The success of large and complex projects does not depend solely on the Project Manager nor the project team, but is established well before any project activities have started. In this post I would like to share 3 ways of educating and engaging the executives.
1. Create a check list for Senior Managers and make sure is reviewed and action prior to starting a complex project
In 1994 the UK House of Commons identified 41 key issues and concerns that must be addressed before project initiation. These 41 issues may be grouped into 12 Key Areas as a checklist for senior manager review and action prior to starting a complex project. (Reference: UK House of Commons Public Account – First Report, Series 1999 – 2000, Improving the Delivery of Government IT Projects)
Large Project Issues Checklist for Senior Managers
- Ensure analysing and understanding the implications of introducing new systems for business and customers.
- Consider carefully the scale and complexity of projects to assess whether they are achievable
- Delays in implementing projects place them at risk of being overtaken by technological change
- Make sure project specifications take into account the business needs of the organization and the requirements of users
- Senior managers have a crucial role to play in championing products, procedures, services, and systems
- The development of high-quality project management skills within the organization is essential
- Paying attention to the management of risks and have contingency plans is essential
- Relations between customer and suppliers have a crucial effect on the success of the project
- Agreements between customers and suppliers have been set out clearly
- Review the success of projects as soon as possible so that lessons can be fed back into consideration of later projects
- Sufficient time and resources spent on ensuring that staff know how to use delivered products, services, and systems. And proper consideration given to the possible effect the new products, services, or systems may have on productivity in the period following implementation
- Learning from past mistakes is crucial
2. Make sure Business Project Portfolio and Project Management Portfolio are balanced
Organizations select projects based on their business objectives and needs. Treacy and Wiersema (HBR, Jan-Feb, 1993: The Treacy & Wiersema Value-Discipline Model looks at 3 different areas or “value disciplines” in which an enterprise can focus: Operating Excellence; Product Leadership; and Customer Intimacy) identified three categories of projects:
- New Product (NP)
- Customer Value (CV) products or services focusing on meeting customer needs
- Operational Value (OV) based products and services focusing on low cost, dependability, and no frills.
Both a Business Portfolio of Projects and Project Management Portfolio can be presented in many ways. An example of such representation is shown below based on the organizations Capability (staffing, skills, available systems and/or supporting tools) and perceived Requirements Stability.

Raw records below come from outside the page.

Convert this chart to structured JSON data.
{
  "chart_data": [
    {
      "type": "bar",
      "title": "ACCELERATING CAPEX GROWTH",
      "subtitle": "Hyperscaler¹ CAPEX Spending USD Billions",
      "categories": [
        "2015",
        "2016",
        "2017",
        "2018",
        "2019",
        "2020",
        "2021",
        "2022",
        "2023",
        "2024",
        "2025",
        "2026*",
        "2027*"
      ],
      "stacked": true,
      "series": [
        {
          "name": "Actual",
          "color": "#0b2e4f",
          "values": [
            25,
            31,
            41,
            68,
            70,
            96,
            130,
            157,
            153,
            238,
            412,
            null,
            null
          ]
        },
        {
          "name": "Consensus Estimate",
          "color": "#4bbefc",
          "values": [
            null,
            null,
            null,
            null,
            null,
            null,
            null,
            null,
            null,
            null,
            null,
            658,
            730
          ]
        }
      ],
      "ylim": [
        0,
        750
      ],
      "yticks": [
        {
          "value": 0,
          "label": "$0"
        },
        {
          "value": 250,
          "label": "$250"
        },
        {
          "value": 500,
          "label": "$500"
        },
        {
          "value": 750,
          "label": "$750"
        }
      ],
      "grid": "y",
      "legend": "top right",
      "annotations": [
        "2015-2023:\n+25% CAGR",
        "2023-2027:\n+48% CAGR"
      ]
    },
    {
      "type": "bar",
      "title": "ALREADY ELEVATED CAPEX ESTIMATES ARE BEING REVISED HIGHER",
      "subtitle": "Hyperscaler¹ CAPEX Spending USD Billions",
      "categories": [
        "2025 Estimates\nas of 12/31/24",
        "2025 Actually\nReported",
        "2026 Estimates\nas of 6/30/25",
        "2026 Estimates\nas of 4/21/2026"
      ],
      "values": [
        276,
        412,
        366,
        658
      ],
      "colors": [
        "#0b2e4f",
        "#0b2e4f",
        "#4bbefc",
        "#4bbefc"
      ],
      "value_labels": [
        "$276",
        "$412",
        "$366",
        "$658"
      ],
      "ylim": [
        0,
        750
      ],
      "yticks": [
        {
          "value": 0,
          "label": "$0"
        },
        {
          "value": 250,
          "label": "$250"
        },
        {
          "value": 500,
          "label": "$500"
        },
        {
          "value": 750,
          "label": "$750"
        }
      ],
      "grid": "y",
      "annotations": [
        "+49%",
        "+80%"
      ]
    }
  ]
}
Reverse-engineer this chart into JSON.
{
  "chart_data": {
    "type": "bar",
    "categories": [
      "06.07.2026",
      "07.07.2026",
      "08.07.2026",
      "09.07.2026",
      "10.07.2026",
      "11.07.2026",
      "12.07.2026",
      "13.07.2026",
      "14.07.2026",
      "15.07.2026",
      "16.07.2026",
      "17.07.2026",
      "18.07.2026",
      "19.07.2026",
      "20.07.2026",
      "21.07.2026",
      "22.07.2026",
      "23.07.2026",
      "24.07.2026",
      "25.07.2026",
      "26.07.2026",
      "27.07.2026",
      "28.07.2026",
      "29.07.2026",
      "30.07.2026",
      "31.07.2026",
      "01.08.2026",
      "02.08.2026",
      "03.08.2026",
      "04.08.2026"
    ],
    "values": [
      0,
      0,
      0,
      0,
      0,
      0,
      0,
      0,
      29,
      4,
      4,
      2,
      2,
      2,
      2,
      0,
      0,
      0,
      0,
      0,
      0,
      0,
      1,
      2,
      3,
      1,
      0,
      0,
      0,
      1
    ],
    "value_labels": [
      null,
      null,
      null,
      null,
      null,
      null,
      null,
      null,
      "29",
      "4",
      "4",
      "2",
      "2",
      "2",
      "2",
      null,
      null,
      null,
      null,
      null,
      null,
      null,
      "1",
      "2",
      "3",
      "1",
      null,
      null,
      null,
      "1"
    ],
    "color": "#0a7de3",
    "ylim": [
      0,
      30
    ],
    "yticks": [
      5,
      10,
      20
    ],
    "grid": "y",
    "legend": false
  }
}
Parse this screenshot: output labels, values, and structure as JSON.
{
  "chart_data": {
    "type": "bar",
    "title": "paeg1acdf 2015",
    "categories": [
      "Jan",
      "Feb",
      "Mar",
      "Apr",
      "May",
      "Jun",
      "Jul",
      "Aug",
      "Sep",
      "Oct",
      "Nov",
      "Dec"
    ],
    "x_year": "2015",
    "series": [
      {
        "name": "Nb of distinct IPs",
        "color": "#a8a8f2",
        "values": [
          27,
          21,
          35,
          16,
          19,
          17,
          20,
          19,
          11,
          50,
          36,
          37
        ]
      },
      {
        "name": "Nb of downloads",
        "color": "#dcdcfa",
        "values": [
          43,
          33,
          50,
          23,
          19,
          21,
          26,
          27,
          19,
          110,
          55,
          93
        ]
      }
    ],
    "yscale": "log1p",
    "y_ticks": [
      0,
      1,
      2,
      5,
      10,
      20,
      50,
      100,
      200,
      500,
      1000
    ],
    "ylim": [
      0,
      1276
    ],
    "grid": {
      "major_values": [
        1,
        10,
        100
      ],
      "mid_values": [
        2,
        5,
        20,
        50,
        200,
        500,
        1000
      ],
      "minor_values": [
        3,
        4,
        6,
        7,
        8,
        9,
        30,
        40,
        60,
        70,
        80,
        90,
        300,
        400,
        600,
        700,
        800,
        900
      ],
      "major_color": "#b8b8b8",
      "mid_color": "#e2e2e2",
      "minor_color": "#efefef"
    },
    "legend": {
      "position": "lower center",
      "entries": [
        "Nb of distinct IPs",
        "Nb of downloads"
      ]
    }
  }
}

|Project management Portfolio|
Unfortunately, different people select projects and different manage them. Therefore, senior managers and project managers must combine their perspectives to minimize project troubles and reduce potential failures. The Integrated Portfolio - below, combines the two perspectives: strategic need and requirements/capabilities management. So if your organisation has more projects in the lower right quadrant might be at more risk than one with projects in the upper left.
Although defining and managing the integrated portfolio of projects falls within the remit of executives and this is not something the individual project manager or project team can or should do, it’s crucial that both the project team and executive management have the same perception of the position of the project!
3. Conduct a brief maturity assessment
In many cases the root cause of trouble can be attributed to the organization’s inability to perform at the needed level - maturity. There are a few maturity models available (
SEI’s Capability Maturity Model Integrated;
Kerzner’s Project Management Maturity Model; PMI’s OPM3). Each model has as its objective the
assessment of an organization’s strengths and weaknesses relative to some
series of benchmarked key performance metrics. This again should be done at
executive level, although it is advised every project manager to conduct a basic
maturity assessment once they have received their project and then use
the results in risk management process.